By using this site, you agree to our updated Privacy Policy and our Terms of Use. Manage your Cookies Settings.
440,034 Members | 2,000 Online
Bytes IT Community
+ Ask a Question
Need help? Post your question and get tips & solutions from a community of 440,034 IT Pros & Developers. It's quick & easy.
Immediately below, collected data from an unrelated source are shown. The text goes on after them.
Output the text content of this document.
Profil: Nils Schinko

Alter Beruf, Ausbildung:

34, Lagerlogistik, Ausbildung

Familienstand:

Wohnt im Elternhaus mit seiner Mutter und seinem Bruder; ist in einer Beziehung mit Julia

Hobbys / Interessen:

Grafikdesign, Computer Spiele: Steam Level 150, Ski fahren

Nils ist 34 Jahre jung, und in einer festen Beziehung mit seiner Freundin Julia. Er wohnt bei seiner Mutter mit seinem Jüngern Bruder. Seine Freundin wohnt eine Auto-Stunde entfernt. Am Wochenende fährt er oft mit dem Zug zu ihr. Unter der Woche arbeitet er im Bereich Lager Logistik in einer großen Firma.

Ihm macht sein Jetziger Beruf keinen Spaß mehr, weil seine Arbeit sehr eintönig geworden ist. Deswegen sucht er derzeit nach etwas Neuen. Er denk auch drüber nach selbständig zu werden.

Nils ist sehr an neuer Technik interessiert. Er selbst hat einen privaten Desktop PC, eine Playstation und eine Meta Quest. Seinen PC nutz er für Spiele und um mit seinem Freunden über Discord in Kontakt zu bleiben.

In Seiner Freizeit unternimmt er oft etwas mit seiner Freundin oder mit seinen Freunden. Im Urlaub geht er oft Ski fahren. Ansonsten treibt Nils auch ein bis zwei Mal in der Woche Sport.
string parsing / regexp question

P: n/a
I need to parse the following string:

$$\pmatrix{{\it x_2}\cr 0\cr 1\cr }=\pmatrix{\left({{{\it m_2}\,s^2
}\over{k}}+1\right)\,{\it x_1}-{{F}\over{k}}\cr -{{{\it m_2}\,s^2\,F
}\over{k}}-F+\left({\it m_2}\,s^2\,\left({{{\it m_2}\,s^2}\over{k}}+1
\right)+{\it m_2}\,s^2\right)\,{\it x_1}\cr 1\cr }$$

The first thing I need to do is extract the arguments to \pmatrix{ }
on both the left and right hand sides of the equal sign, so that the
first argument is extracted as

{\it x_2}\cr 0\cr 1\cr

and the second is

\left({{{\it m_2}\,s^2
}\over{k}}+1\right)\,{\it x_1}-{{F}\over{k}}\cr -{{{\it m_2}\,s^2\,F
}\over{k}}-F+\left({\it m_2}\,s^2\,\left({{{\it m_2}\,s^2}\over{k}}+1
\right)+{\it m_2}\,s^2\right)\,{\it x_1}\cr 1\cr

The trick is that there are extra curly braces inside the \pmatrix{ }
strings and I don't know how to write a regexp that would count the
number of open and close curly braces and make sure they match, so
that it can find the correct ending curly brace.

Any suggestions?

I would prefer a regexp solution, but am open to other approaches.

Thanks,

Ryan
Nov 28 '07 #1
Share this Question
Share on Google+
5 Replies


P: n/a
On Nov 28, 11:32 am, "Ryan Krauss" <ryanli...@gmail.comwrote:
I need to parse the following string:

$$\pmatrix{{\it x_2}\cr 0\cr 1\cr }=\pmatrix{\left({{{\it m_2}\,s^2
}\over{k}}+1\right)\,{\it x_1}-{{F}\over{k}}\cr -{{{\it m_2}\,s^2\,F
}\over{k}}-F+\left({\it m_2}\,s^2\,\left({{{\it m_2}\,s^2}\over{k}}+1
\right)+{\it m_2}\,s^2\right)\,{\it x_1}\cr 1\cr }$$

The first thing I need to do is extract the arguments to \pmatrix{ }
on both the left and right hand sides of the equal sign, so that the
first argument is extracted as

{\it x_2}\cr 0\cr 1\cr

and the second is

\left({{{\it m_2}\,s^2
}\over{k}}+1\right)\,{\it x_1}-{{F}\over{k}}\cr -{{{\it m_2}\,s^2\,F
}\over{k}}-F+\left({\it m_2}\,s^2\,\left({{{\it m_2}\,s^2}\over{k}}+1
\right)+{\it m_2}\,s^2\right)\,{\it x_1}\cr 1\cr

The trick is that there are extra curly braces inside the \pmatrix{ }
strings and I don't know how to write a regexp that would count the
number of open and close curly braces and make sure they match, so
that it can find the correct ending curly brace.
As Tim Grove points out, writing a grammar for this expression is
really pretty simple, especially using the latest version of
pyparsing, which includes a new helper method, nestedExpr. Here is
the whole program to parse your example:

from pyparsing import *

data = r"""$$\pmatrix{{\it x_2}\cr 0\cr 1\cr }=
\pmatrix{\left({{{\it m_2}\,s^2
}\over{k}}+1\right)\,{\it x_1}-{{F}\over{k}}\cr -{{{\it
m_2}\,s^2\,F
}\over{k}}-F+\left({\it m_2}\,s^2\,\left({{{\it
m_2}\,s^2}\over{k}}+1
\right)+{\it m_2}\,s^2\right)\,{\it x_1}\cr 1\cr }$$"""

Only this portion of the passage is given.